See create_ingestion_request for information about how client-side validations are handled.
try_create_flow
¶
try_create_flow(*flow_config: FlowConfig)
Tries to create a new flow at runtime. Will raise an IngestionValidationError if there already exists
a flow with the name of the flow_config argument.
try_create_ingestion_request
¶
try_create_ingestion_request(
flow_name: str,
timestamp: datetime,
channel_values: Union[
List[ChannelValue],
List[IngestWithConfigDataChannelValue],
],
) -> IngestWithConfigDataStreamRequest
Creates an IngestWithConfigDataStreamRequest, i.e. a flow, given a flow_name and a
list of ChannelValue objects. Channels that appear in the flow config but not in the
channel_values will be assigned an empty value.

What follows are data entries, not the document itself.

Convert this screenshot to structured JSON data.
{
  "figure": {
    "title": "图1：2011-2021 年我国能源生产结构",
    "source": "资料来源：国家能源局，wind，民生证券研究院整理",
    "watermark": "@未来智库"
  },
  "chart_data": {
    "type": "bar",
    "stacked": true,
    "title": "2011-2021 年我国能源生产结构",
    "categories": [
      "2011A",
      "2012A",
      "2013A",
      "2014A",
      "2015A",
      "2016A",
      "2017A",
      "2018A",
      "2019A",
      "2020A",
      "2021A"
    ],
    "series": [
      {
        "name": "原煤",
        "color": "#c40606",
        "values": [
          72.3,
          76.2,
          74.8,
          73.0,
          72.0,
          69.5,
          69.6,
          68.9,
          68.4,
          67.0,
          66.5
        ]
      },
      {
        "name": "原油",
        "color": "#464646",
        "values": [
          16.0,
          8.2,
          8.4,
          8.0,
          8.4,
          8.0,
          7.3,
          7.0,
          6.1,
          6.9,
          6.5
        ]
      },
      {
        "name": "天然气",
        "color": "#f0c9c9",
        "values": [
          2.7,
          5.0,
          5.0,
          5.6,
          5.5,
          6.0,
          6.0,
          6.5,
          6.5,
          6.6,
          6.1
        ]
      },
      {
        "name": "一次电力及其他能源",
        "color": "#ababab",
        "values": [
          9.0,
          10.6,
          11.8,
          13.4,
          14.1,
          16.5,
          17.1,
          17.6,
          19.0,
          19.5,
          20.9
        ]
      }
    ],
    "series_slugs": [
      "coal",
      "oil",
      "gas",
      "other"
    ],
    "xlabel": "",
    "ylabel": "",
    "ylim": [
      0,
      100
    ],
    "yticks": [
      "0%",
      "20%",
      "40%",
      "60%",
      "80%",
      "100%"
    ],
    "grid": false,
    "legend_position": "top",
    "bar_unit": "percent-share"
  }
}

This function will perform validation checks to ensure that the values provided in the dictionary; this includes: - Making sure the flow exists - Making sure that the there are no unexpected channels provided for the given flow - Making sure the channel value is the expected type - Making sure that the timestamp is in UTC
If any of the above validations fail then a IngestionValidationError will be raised.
If for performance reasons you'd prefer to skip the validation checks, or perhaps you did the
validations on your own, prefer to use create_ingestion_request. Any errors that occur during
ingestion will be handled by the Sift API.